6. Inwiefern arbeitet das angewendete Modell als Black Box? Systematisches Anleihen-Investieren ist kein Selbstläufer: Es erfordert laufende menschliche Eingriffe – von der Auswahl und Überwachung der Faktoren bis hin zur Anpassung des Portfolios bei veränderten Marktbedingungen. Manager sollten zeigen, dass sie sowohl bestehende als auch neue Faktoren kompetent bewerten und einsetzen können.

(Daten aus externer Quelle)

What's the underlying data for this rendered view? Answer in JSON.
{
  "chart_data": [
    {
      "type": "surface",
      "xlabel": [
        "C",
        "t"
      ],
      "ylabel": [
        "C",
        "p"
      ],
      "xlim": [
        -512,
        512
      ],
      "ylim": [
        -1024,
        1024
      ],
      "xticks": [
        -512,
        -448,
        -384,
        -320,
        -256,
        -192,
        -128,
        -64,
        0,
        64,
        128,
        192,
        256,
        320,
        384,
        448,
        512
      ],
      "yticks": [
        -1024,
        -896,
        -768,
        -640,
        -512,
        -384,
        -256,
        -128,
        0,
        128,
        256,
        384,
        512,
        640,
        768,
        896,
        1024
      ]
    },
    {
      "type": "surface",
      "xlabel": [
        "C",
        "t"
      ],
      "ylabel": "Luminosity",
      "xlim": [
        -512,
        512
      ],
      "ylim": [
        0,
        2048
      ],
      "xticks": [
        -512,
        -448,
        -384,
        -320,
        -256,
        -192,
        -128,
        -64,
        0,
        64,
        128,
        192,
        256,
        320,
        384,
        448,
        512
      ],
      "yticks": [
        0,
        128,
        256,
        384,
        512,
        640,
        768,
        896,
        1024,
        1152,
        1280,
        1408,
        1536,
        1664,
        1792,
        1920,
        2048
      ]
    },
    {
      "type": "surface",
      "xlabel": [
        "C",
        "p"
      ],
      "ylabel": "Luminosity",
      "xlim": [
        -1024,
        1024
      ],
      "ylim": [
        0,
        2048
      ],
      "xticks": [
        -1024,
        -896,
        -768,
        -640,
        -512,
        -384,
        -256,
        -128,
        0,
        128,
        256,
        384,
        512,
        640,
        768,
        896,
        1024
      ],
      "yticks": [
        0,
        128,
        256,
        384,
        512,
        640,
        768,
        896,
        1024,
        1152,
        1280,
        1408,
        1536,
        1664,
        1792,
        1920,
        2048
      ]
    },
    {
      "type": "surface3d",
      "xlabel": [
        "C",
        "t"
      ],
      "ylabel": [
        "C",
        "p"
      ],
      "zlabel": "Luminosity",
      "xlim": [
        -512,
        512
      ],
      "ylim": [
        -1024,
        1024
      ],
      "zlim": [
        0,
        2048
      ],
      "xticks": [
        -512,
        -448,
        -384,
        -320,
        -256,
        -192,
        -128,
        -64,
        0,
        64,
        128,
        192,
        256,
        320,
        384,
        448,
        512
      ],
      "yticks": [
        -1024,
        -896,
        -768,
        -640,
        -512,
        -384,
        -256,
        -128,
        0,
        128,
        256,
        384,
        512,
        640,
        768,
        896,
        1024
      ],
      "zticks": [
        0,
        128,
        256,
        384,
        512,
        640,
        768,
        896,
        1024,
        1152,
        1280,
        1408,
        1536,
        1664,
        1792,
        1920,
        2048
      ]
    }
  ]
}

7. Wie beschreibt der Asset-Manager seine Ergebnisse? Investoren dürfen erwarten, dass robuste, systematische Strategien geringere Kreditrisiken aufweisen als traditionelle aktive Produkte. Durch den Fokus auf Wertpapierauswahl und eine strenge Steuerung von Kredit- und Sektorrisiken sind Upside-Potenziale höher, Downside-Risiken begrenzter – und die Informationsquoten entsprechend hoch.

Die Bewertung eines so andersartigen Prozesses erfordert eine individuell angepasste Analyse. Doch der Aufwand lohnt sich: Systematisches Fixed-Income-Investing bietet nicht nur Potenzial für konsistentes Alpha, sondern auch für mehr Diversifikation durch neue Ertragsquellen im Portfolio – eine sinnvolle Ergänzung zu traditionellen aktiven Anlagestrategien.